Even legitimate fees can be a burden

Sandra Sieler, si
The International Butchers' Confederation reported in Brussels on current projects (from left): Ad Bergwerff, Rudolf Menzl, Secretary General Martin Fuchs, President Jean-Marie Oswald and Jacqueline Balzer and office manager Kirsten Diessner.
The International Butchers' Confederation reported in Brussels on current projects (from left): Ad Bergwerff, Rudolf Menzl, Secretary General Martin Fuchs, President Jean-Marie Oswald and Jacqueline Balzer and office manager Kirsten Diessner.

BELGIUM, Brussels The revised EU Control Regulation imposed no general obligation to charge fees, yet costs now need to be averted at the national level.

Brussels legislators anchored the possibility of financing the regular inspections in the revised version of the EU Control Regulation.


European butchers now fear an additional financial burden for their business and further distortion of the competition in favour of large companies.

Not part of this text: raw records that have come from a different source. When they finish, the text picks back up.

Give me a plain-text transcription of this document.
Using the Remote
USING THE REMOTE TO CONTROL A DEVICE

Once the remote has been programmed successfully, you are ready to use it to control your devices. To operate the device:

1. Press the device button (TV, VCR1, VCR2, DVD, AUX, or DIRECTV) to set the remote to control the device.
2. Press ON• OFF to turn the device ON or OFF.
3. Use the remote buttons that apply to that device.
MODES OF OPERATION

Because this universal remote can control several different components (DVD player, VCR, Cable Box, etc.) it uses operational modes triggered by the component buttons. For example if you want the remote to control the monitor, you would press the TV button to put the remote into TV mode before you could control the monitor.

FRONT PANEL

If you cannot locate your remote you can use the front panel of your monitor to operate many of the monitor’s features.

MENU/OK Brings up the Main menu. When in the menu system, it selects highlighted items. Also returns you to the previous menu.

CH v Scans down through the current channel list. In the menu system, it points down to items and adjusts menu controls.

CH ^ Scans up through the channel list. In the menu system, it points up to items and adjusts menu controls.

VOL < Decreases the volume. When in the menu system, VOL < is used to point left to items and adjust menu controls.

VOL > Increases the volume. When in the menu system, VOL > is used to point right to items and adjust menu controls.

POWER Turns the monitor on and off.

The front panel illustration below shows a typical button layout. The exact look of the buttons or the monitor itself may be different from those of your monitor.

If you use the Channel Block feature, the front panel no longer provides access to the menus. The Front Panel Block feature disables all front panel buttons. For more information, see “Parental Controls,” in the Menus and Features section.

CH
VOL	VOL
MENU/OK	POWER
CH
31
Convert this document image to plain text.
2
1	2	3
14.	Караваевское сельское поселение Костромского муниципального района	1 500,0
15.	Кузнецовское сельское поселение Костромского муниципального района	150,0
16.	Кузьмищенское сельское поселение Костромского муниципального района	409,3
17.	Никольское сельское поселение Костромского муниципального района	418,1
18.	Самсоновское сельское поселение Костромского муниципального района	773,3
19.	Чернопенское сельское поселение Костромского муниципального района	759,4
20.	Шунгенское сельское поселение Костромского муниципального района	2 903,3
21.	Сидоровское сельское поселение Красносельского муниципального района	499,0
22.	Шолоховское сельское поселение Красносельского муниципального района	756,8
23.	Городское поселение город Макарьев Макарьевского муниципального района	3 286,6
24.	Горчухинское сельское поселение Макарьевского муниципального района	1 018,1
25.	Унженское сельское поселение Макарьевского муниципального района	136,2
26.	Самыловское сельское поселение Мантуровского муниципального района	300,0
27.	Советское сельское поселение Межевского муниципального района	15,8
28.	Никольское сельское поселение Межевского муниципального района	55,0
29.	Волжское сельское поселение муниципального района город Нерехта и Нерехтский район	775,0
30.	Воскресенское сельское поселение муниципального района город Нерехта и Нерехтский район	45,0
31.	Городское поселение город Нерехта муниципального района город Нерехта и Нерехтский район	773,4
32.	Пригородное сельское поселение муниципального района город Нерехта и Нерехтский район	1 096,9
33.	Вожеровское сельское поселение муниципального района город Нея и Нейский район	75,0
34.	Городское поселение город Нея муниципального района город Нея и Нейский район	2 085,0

The members of the International Butchers' Confederation (IBC) expressed this clearly at the 18th European Meat Forum in Brussels to members of the European Parliament and the EU Commission.

Dr. Andrea Gavinelli of the Health Directorate General of the EU Commission underlined the main aim of the new regulation (which is expected to be adopted in the spring of 2017 by the Parliament and come into force from 2020): greater transparency. If fees are charged, then the cost calculation must be open and transparent.

However, Horst Schnellhardt, former long-standing patron of the event in Brussels, pointed out a major weakness in the wording of the Regulation: the possibility to impose fees to cover costs other than those directly associated with the controls themselves. In Germany, for example, this means that the costs can be determined at the district level. The butchers need to apply pressure here.

The current patron, Dr. Renate Sommer, recognised right at the outset of the discussions on the law that the German states will exploit the possibility of charging a fee as an additional source of income. In Lower Saxony and North Rhine-Westphalia this has already happened. It is now legitimate to ask, she said, why motorists don't have to pay for alcohol tests. Here the butchers need to act at the national level, she continued. The competent rapporteur of the European Parliament, Karin Kadenbach from Austria, urged butchers to take active part in the discussions on the delegated and implementing acts.